Ketiga: Doa umat meriah
Doa umat meriah didaraskan setelah Kisah Sengsara Tuhan. Doa umat meriah ini berisi bermacam-macam permohonan, termasuk untuk negara, untuk umat beragama lain, umat yang belum percaya Yesus, orang yang menderita dan masih banyak lain.
Doa umat meriah dengan aneka macam permohonan itu, kata Romo Dr. E. Martasudjita, Pr menunjukkan universalitas makna wafat Yesus. Bahwa wafat Yesus itu bermakna dan berdampak untuk seluruh umat manusia.
Empat: Mencium salib
Simbol atau tata gerak lain yang dominan adalah mencium atau menghormati salib. Penciuman salib, kata pastor Bosco da Cunha, O’Carm, merupakan ekspresi kagum dan penghormatan kepada Tuhan Yesus yang mengurbankan nyawaNya di kayu salib untuk keselamatan manusia. Melalui tindakan itu, umat turut merasakan betapa besarnya cinta kasih Tuhan sehingga mau dan rela menderita.
“Yang penting bukan istilah mencium, tapi bagaimana hati kita bersembahsujud pada Tuhan,” kata lulusan Licenciat dalam bidang liturgi dari Pontificio Instituto Liturgico Sant’ Anselmo, Roma ini.

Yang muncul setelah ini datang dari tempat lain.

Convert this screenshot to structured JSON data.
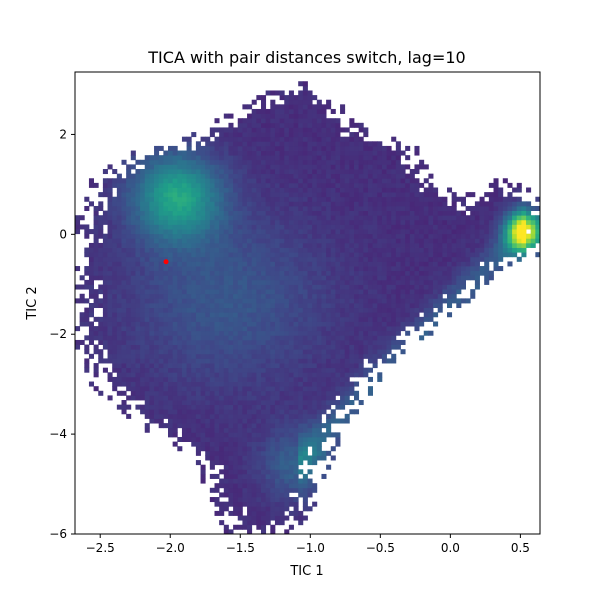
{
  "chart_data": {
    "type": "heatmap",
    "title": "TICA with pair distances switch, lag=10",
    "xlabel": "TIC 1",
    "ylabel": "TIC 2",
    "xlim": [
      -2.68,
      0.64
    ],
    "ylim": [
      -6.0,
      3.25
    ],
    "xticks": [
      -2.5,
      -2.0,
      -1.5,
      -1.0,
      -0.5,
      0.0,
      0.5
    ],
    "xtick_labels": [
      "−2.5",
      "−2.0",
      "−1.5",
      "−1.0",
      "−0.5",
      "0.0",
      "0.5"
    ],
    "yticks": [
      -6,
      -4,
      -2,
      0,
      2
    ],
    "ytick_labels": [
      "−6",
      "−4",
      "−2",
      "0",
      "2"
    ],
    "colormap": "viridis",
    "grid": false,
    "legend": "none",
    "high_density_regions": [
      {
        "tic1": 0.53,
        "tic2": 0.05,
        "level": "highest"
      },
      {
        "tic1": -1.95,
        "tic2": 0.75,
        "level": "high"
      },
      {
        "tic1": -1.1,
        "tic2": -4.6,
        "level": "medium"
      }
    ],
    "marker": {
      "tic1": -2.03,
      "tic2": -0.55,
      "color": "#ff0000"
    }
  }
}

Penghormatan kepada Kristus yang tersalib, adalah sesuai dengan Sabda Tuhan sebagaimana tertulis dalam Surat Rasul Paulus, “Aku telah memutuskan untuk tidak mengetahui apa-apa di antara kamu selain dari Yesus Kristus, yaitu Dia yang disalibkan” (1Kor 2:2).
“Pada saat kita menghormati salib Kristus, kita mensyukuri rahmat kasih-Nya yang tak terbatas, yang telah menyelamatkan kita. Kita mensyukuri kasih-Nya yang terbesar, sebab tiada kasih yang lebih besar daripada kasih seseorang yang menyerahkan nyawanya bagi sahabat-sahabat-Nya. Dan penyerahan diri ini nyata terlihat dari Sang Crucifix, yaitu Kristus yang tersalib,” terangnya. (Admin/dbs).